In 1974, one congressman lay awake at night, agonizing over impeachmentBreaking News
tags: Watergate, impeachment, Nixon
The name Walter Flowers has vanished from historical memory. He was a conservative Democrat from Tuscaloosa, Alabama, who served five almost entirely forgettable terms in Congress. He was first elected to the House in 1968 as an ally of George Wallace. He hung a Confederate flag on the wall in his Washington office and pinned an American flag on his lapel and wore red, white, and blue saddle shoes. In 1972, Flowers voted, along with 80 or 90 percent of the white electorate in his district, to reelect Richard Nixon; a vote against Nixon, Flowers later said, would have been considered by his constituents to be a pro-black vote. He lost a Senate race in 1978 and died of a heart attack in 1984, while playing tennis on his 51st birthday. There’s nothing else to say about Flowers—except that, in the summer of 1974, as a member of the House Judiciary Committee, he had to decide whether to impeach President Nixon.

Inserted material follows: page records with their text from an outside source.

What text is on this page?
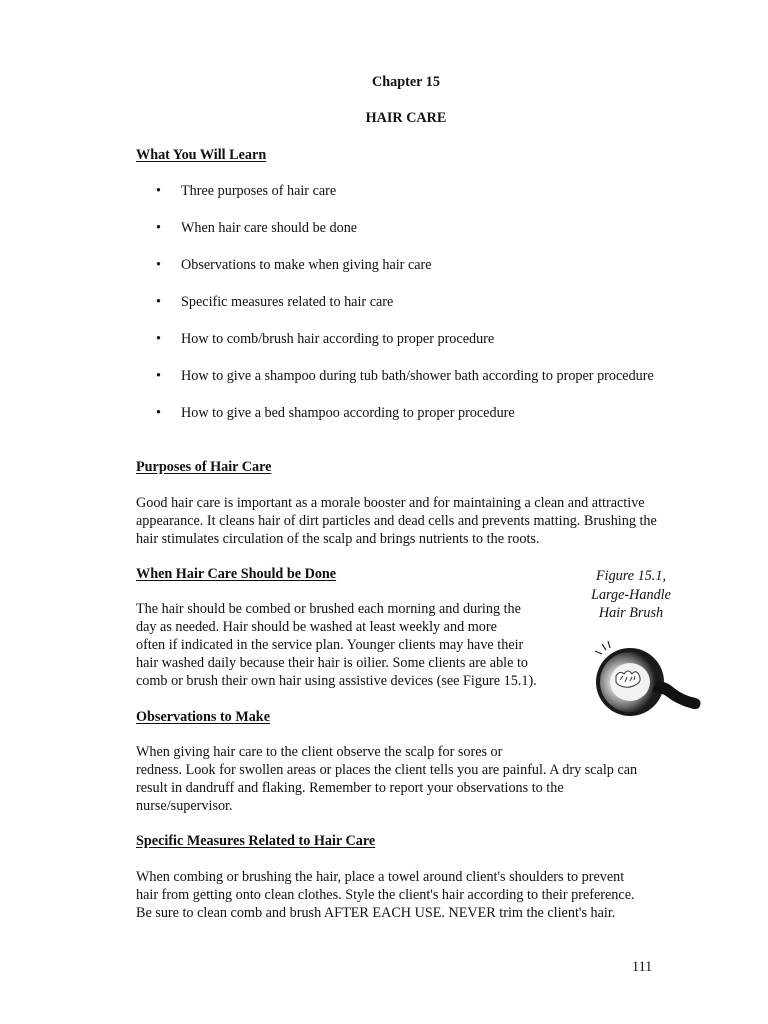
Chapter 15
HAIR CARE
What You Will Learn
• Three purposes of hair care
• When hair care should be done
• Observations to make when giving hair care
• Specific measures related to hair care
• How to comb/brush hair according to proper procedure
• How to give a shampoo during tub bath/shower bath according to proper procedure
• How to give a bed shampoo according to proper procedure
Purposes of Hair Care

Good hair care is important as a morale booster and for maintaining a clean and attractive appearance. It cleans hair of dirt particles and dead cells and prevents matting. Brushing the hair stimulates circulation of the scalp and brings nutrients to the roots.

When Hair Care Should be Done

The hair should be combed or brushed each morning and during the
day as needed. Hair should be washed at least weekly and more
often if indicated in the service plan. Younger clients may have their
hair washed daily because their hair is oilier. Some clients are able to
comb or brush their own hair using assistive devices (see Figure 15.1).

Figure 15.1,
Large-Handle
Hair Brush
Observations to Make

When giving hair care to the client observe the scalp for sores or
redness. Look for swollen areas or places the client tells you are painful. A dry scalp can
result in dandruff and flaking. Remember to report your observations to the
nurse/supervisor.

Specific Measures Related to Hair Care

When combing or brushing the hair, place a towel around client's shoulders to prevent
hair from getting onto clean clothes. Style the client's hair according to their preference.
Be sure to clean comb and brush AFTER EACH USE. NEVER trim the client's hair.

111
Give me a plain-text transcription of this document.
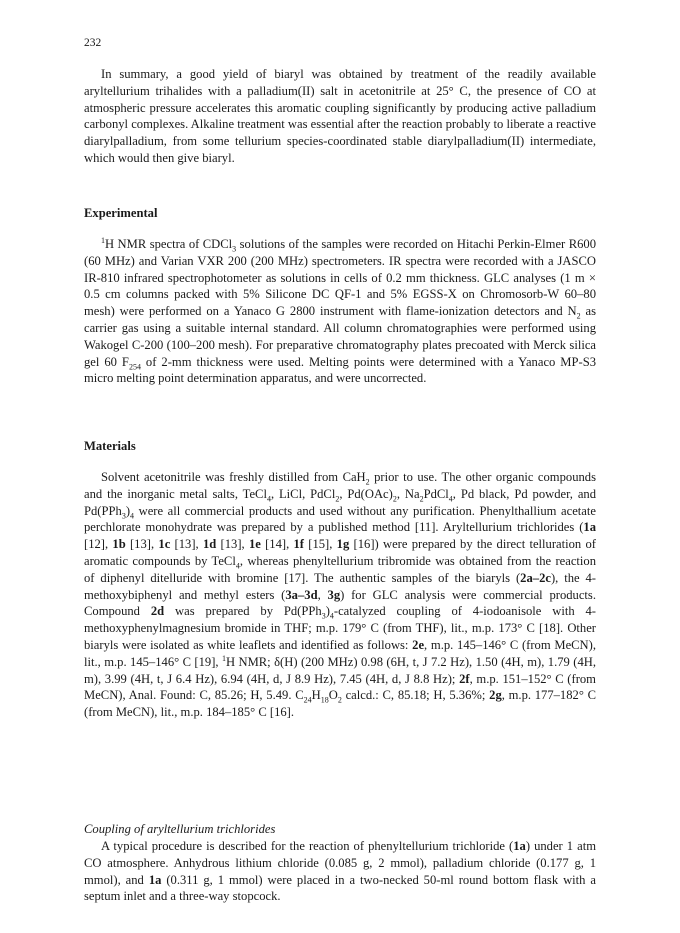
232

In summary, a good yield of biaryl was obtained by treatment of the readily available aryltellurium trihalides with a palladium(II) salt in acetonitrile at 25° C, the presence of CO at atmospheric pressure accelerates this aromatic coupling significantly by producing active palladium carbonyl complexes. Alkaline treatment was essential after the reaction probably to liberate a reactive diarylpalladium, from some tellurium species-coordinated stable diarylpalladium(II) intermediate, which would then give biaryl.

Experimental

$^1$H NMR spectra of CDCl$_3$ solutions of the samples were recorded on Hitachi Perkin-Elmer R600 (60 MHz) and Varian VXR 200 (200 MHz) spectrometers. IR spectra were recorded with a JASCO IR-810 infrared spectrophotometer as solutions in cells of 0.2 mm thickness. GLC analyses (1 m × 0.5 cm columns packed with 5% Silicone DC QF-1 and 5% EGSS-X on Chromosorb-W 60–80 mesh) were performed on a Yanaco G 2800 instrument with flame-ionization detectors and $N_2$ as carrier gas using a suitable internal standard. All column chromatographies were performed using Wakogel C-200 (100–200 mesh). For preparative chromatography plates precoated with Merck silica gel 60 $F_{254}$ of 2-mm thickness were used. Melting points were determined with a Yanaco MP-S3 micro melting point determination apparatus, and were uncorrected.

Materials

Solvent acetonitrile was freshly distilled from CaH$_2$ prior to use. The other organic compounds and the inorganic metal salts, TeCl$_4$, LiCl, PdCl$_2$, $Pd(OAc)_2$, $Na_2PdCl_4$, Pd black, Pd powder, and $Pd(PPh_3)_4$ were all commercial products and used without any purification. Phenylthallium acetate perchlorate monohydrate was prepared by a published method [11]. Aryltellurium trichlorides (1a [12], 1b [13], 1c [13], 1d [13], 1e [14], 1f [15], 1g [16]) were prepared by the direct telluration of aromatic compounds by TeCl$_4$, whereas phenyltellurium tribromide was obtained from the reaction of diphenyl ditelluride with bromine [17]. The authentic samples of the biaryls (2a–2c), the 4-methoxybiphenyl and methyl esters (3a–3d, 3g) for GLC analysis were commercial products. Compound 2d was prepared by $Pd(PPh_3)_4$-catalyzed coupling of 4-iodoanisole with 4-methoxyphenylmagnesium bromide in THF; m.p. 179° C (from THF), lit., m.p. 173° C [18]. Other biaryls were isolated as white leaflets and identified as follows: 2e, m.p. 145–146° C (from MeCN), lit., m.p. 145–146° C [19], $^1$H NMR; δ(H) (200 MHz) 0.98 (6H, t, J 7.2 Hz), 1.50 (4H, m), 1.79 (4H, m), 3.99 (4H, t, J 6.4 Hz), 6.94 (4H, d, J 8.9 Hz), 7.45 (4H, d, J 8.8 Hz); 2f, m.p. 151–152° C (from MeCN), Anal. Found: C, 85.26; H, 5.49. $C_{24}H_{18}O_2$ calcd.: C, 85.18; H, 5.36%; 2g, m.p. 177–182° C (from MeCN), lit., m.p. 184–185° C [16].

Coupling of aryltellurium trichlorides

A typical procedure is described for the reaction of phenyltellurium trichloride (1a) under 1 atm CO atmosphere. Anhydrous lithium chloride (0.085 g, 2 mmol), palladium chloride (0.177 g, 1 mmol), and 1a (0.311 g, 1 mmol) were placed in a two-necked 50-ml round bottom flask with a septum inlet and a three-way stopcock.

We may think of impeachment as nearly inevitable by that summer, with a Democratic majority in the House of Representatives and the release of numerous volumes of Oval Office transcripts, but the Judiciary Committee’s decision was no sure thing. Conservative Democrats and moderate Republicans held the balance, and they were truly undecided. According to Elizabeth Drew’s gripping Watergate diary, Washington Journal, Flowers spent months agonizing over Watergate, sometimes in her presence. “I don’t intend to run a poll and go by it,” he told the reporter in April. “I think of this as a once-in-a-lifetime proposition. I don’t mean to be melodramatic. I feel I just happened to be in the breach when the gun got loaded with this particular shell. I’m hearing less political talk out of the Congress on this than on anything else. They talk about doing what’s right for the country, and most of the members want that, but they don’t know what that is yet.”
Flowers lay awake at night or found his sleep broken by what seemed “some sordid dream: to impeach the President of the United States, the Chief Executive of our country, our Commander-in-Chief.” He didn’t want to do it. Political reality in his district dictated that he stand with Nixon; so did his own conservative instinct to support the institution of the presidency. But the evidence kept piling up, and Nixon and his lawyers kept making it hard for Flowers: “If they flagrantly disregard a subpoena, I think it would be very bad. If requests have been flagrantly disregarded, I think that the assumption goes against the President.” As for the principle of executive privilege, Flowers said, “Bull.”
It got so bad that a stomach ulcer from his days as a trial lawyer came back.